I wanted to know more about Big-O and found this piece of information:

'if f(x) = O(g(x)) the growth rate of f(x) is asymptotically less than or equal to the growth rate of g(x)'

What does asymptotically mean in this case scenario? Also I have some difficulty understanding why doesn't Big-Theta depend on the computer we are using? Can anyone please provide some more information on these two questions?

Answer 1

The term "asymptotically" in this context refers to "as x goes to infinity." When someone says "f(x) grows asymptotically slower than g(x)," they mean that for very large values of x, the function g(x) will grow faster than the function f(x). This means that for sufficiently large x, as long as f(x) ≥ 1 and g(x) ≥ 1, the value of g(x) will always eventually be bigger than the function f(x).

As to this question:

Also I have some difficulty understanding why doesn't Big-Theta depend on the computer we are using?

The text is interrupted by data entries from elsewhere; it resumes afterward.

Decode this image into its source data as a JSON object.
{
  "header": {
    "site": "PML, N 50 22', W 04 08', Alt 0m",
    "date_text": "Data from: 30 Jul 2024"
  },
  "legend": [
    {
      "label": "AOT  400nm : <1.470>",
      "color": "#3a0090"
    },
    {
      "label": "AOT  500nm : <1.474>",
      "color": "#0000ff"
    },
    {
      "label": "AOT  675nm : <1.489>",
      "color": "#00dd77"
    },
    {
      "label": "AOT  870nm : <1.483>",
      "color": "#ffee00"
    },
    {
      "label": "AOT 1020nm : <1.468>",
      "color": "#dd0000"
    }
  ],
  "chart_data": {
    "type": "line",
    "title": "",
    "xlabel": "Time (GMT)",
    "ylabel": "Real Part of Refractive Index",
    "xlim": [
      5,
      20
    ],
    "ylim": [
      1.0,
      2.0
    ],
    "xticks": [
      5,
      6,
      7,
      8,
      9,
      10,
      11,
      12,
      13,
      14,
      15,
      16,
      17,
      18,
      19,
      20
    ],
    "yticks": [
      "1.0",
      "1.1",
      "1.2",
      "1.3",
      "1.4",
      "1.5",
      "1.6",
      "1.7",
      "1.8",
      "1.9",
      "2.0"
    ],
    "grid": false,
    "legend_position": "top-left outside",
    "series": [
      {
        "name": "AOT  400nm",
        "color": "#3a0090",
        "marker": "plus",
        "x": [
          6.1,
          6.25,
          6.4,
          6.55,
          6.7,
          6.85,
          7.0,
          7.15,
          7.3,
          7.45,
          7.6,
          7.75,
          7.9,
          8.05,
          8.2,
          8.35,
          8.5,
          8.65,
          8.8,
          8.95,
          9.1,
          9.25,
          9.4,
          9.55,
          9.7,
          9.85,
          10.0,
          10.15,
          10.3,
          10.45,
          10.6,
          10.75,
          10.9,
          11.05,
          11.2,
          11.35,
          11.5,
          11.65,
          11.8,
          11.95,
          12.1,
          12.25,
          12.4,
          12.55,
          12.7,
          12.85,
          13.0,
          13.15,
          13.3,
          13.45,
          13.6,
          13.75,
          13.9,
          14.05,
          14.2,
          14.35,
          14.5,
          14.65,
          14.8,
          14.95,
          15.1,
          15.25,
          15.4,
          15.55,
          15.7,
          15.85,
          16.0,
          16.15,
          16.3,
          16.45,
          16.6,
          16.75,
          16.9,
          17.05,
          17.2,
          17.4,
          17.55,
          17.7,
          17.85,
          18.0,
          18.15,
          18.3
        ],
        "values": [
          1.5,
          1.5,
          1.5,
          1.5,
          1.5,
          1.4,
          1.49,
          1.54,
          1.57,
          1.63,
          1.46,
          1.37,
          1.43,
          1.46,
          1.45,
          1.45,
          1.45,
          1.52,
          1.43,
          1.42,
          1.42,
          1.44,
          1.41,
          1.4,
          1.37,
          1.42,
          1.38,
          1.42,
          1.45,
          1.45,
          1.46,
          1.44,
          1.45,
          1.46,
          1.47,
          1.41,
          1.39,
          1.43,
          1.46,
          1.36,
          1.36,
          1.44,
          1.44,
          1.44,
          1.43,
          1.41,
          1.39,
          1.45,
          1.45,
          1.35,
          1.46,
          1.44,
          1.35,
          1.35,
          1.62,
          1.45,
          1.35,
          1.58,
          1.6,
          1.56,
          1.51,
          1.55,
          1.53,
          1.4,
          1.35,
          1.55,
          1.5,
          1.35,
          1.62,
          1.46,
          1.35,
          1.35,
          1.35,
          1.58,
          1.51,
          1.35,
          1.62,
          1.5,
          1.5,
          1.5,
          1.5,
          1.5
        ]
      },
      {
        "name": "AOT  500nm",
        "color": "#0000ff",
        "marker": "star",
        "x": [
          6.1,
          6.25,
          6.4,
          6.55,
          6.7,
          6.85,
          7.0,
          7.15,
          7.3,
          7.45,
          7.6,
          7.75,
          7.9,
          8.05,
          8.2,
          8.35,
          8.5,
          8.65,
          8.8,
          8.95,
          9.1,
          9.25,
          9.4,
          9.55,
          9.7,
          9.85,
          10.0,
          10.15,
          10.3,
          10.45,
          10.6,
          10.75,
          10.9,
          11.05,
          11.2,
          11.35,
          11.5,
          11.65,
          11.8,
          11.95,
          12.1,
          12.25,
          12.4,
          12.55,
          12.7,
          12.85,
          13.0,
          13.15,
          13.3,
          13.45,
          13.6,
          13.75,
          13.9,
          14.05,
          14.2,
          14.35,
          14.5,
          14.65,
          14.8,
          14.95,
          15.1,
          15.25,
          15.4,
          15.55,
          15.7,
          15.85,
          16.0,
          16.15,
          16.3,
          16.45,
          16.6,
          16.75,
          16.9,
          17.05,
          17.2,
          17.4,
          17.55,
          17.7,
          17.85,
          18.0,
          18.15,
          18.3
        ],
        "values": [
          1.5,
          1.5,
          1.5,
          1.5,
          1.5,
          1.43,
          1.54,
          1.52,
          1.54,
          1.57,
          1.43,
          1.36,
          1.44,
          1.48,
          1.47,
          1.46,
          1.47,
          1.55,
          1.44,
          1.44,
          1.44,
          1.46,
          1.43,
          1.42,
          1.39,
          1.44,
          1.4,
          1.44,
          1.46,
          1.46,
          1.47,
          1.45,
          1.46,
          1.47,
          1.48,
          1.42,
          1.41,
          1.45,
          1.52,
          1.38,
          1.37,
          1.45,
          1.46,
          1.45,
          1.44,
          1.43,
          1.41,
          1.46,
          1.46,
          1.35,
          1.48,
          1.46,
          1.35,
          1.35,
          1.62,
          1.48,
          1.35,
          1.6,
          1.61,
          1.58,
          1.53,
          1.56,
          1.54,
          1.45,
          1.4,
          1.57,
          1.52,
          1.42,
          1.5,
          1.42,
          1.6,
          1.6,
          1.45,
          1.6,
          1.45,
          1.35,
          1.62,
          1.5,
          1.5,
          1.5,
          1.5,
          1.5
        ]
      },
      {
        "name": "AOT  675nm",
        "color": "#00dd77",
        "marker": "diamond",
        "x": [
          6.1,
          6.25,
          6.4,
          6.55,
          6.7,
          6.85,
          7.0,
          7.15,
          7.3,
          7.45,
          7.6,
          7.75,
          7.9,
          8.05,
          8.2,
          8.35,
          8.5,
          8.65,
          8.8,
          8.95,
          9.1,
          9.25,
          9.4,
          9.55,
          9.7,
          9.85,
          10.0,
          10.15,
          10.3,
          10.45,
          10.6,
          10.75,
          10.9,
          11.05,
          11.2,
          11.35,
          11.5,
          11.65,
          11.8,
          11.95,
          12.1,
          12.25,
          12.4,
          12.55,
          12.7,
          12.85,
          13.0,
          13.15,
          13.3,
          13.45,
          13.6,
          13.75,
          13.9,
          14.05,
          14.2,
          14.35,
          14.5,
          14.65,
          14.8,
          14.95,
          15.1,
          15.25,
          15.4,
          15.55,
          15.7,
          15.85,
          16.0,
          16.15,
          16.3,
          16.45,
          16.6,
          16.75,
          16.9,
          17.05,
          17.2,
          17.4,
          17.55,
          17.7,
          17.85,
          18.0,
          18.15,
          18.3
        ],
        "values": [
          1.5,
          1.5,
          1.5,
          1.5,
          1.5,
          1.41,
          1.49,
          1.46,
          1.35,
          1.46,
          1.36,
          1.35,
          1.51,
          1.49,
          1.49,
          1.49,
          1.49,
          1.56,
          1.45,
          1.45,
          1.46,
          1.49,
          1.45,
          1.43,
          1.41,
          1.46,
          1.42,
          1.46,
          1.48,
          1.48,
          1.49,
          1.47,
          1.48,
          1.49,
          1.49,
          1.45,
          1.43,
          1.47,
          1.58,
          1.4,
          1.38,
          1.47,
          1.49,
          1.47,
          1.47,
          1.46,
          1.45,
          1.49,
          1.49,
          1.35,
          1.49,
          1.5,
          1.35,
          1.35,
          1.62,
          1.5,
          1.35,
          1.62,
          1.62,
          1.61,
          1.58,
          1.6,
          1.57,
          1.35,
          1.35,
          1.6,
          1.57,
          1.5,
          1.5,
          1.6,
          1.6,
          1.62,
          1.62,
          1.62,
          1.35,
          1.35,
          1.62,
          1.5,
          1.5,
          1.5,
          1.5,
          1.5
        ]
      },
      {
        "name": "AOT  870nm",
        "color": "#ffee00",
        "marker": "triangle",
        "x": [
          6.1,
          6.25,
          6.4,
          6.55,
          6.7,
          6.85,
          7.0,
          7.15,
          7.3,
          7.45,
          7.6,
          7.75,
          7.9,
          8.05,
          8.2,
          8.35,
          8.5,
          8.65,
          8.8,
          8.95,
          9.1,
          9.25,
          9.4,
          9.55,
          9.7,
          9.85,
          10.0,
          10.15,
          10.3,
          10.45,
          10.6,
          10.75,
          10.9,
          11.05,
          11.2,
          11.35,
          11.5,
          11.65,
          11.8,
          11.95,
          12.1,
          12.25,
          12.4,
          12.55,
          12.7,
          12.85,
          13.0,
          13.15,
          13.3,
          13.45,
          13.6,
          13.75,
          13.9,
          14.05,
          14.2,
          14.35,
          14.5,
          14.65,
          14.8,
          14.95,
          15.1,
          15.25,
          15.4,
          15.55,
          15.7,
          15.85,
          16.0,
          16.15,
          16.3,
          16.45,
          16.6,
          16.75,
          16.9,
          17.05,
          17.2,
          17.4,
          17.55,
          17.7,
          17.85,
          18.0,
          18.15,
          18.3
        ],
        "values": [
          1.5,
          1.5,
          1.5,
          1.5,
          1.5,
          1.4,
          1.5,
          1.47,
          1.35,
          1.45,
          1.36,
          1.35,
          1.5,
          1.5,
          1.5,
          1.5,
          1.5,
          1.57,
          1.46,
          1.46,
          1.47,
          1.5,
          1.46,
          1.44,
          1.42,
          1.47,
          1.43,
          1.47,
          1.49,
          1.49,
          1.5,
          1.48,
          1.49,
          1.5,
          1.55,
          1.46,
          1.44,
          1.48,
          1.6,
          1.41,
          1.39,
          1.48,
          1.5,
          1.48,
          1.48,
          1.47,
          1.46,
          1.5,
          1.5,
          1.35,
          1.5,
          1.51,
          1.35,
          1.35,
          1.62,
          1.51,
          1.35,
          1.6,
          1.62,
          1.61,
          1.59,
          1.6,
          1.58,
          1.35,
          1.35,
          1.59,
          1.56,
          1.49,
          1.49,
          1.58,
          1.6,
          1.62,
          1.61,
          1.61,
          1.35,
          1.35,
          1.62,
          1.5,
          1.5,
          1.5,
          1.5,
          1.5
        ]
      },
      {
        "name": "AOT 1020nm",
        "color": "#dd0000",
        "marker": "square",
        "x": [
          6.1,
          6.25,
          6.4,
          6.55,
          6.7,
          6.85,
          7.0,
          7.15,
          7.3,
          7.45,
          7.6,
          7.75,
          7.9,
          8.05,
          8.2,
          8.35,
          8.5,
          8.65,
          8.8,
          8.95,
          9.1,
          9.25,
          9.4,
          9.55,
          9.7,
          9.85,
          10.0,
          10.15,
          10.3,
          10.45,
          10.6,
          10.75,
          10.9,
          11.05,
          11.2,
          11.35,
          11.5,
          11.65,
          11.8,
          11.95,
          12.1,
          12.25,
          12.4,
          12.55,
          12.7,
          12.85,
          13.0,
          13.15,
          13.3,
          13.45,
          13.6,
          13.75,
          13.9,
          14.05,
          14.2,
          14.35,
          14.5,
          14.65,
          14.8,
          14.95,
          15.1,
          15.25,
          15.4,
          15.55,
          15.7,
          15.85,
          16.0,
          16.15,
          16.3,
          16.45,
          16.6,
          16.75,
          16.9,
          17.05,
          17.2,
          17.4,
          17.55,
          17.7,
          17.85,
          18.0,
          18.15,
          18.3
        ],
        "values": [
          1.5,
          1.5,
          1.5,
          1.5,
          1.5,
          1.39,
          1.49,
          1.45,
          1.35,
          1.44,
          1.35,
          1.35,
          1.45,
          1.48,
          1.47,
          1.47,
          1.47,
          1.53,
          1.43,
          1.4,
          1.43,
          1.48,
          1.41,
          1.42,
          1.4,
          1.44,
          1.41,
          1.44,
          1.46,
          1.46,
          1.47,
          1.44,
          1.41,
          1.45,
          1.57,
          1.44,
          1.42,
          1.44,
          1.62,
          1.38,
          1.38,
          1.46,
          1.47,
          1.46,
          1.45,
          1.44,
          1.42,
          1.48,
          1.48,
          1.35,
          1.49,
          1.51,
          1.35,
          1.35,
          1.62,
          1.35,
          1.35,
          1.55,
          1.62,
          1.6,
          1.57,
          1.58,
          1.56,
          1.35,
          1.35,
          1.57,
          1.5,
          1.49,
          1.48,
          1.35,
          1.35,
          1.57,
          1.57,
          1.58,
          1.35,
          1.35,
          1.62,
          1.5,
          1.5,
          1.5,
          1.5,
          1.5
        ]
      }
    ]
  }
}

Although O, Θ, and Ω notations are used extensively in CS to describe runtimes, that's not actually what they mean. Technically, this notation is used to quantify the growth rates of functions, regardless of what those functions actually mean. For example, you'll find big-O notation used in Stirling's approximation in discrete math, which estimates ln n! as n ln n - n + O(log n), where O(log n) means "some function whose growth rate is O(log n)." In CS, when we say that an algorithm is O(n), what that really means is "the function that describes the runtime of this function is O(n)." More properly, you'd see expressions like "the runtime of the algorithm is O(n)" or "the algorithm takes time O(n)," highlighting that the big-O notation is used to describe the runtime of the algorithm rather than the algorithm itself. In this sense, one answer to your question of "why doesn't Θ notation depend on the computer?" is "Θ notation just quantifies growth rates of functions and had nothing to do with computers."

In another sense, the reason why the particular computer doesn't matter is that Θ notation talks about asymptotic runtimes, not absolute runtimes. If an algorithm has runtime Θ(n), it means that the algorithm's runtime scales as some linear function. The runtime of that algorithm as a size of the input might actually be something like 100n + 137 or 20,000,000n - 15 because all that matters is the way that those runtimes grow, not the runtimes themselves. If you run the same code on different computers, it might take more or less time to run depending on the computer chosen, but almost certainly it won't change from scaling linearly to scaling quadratically. This means that asymptotically, the runtimes are the same, though absolutely the runtimes might be very different.

Hope this helps!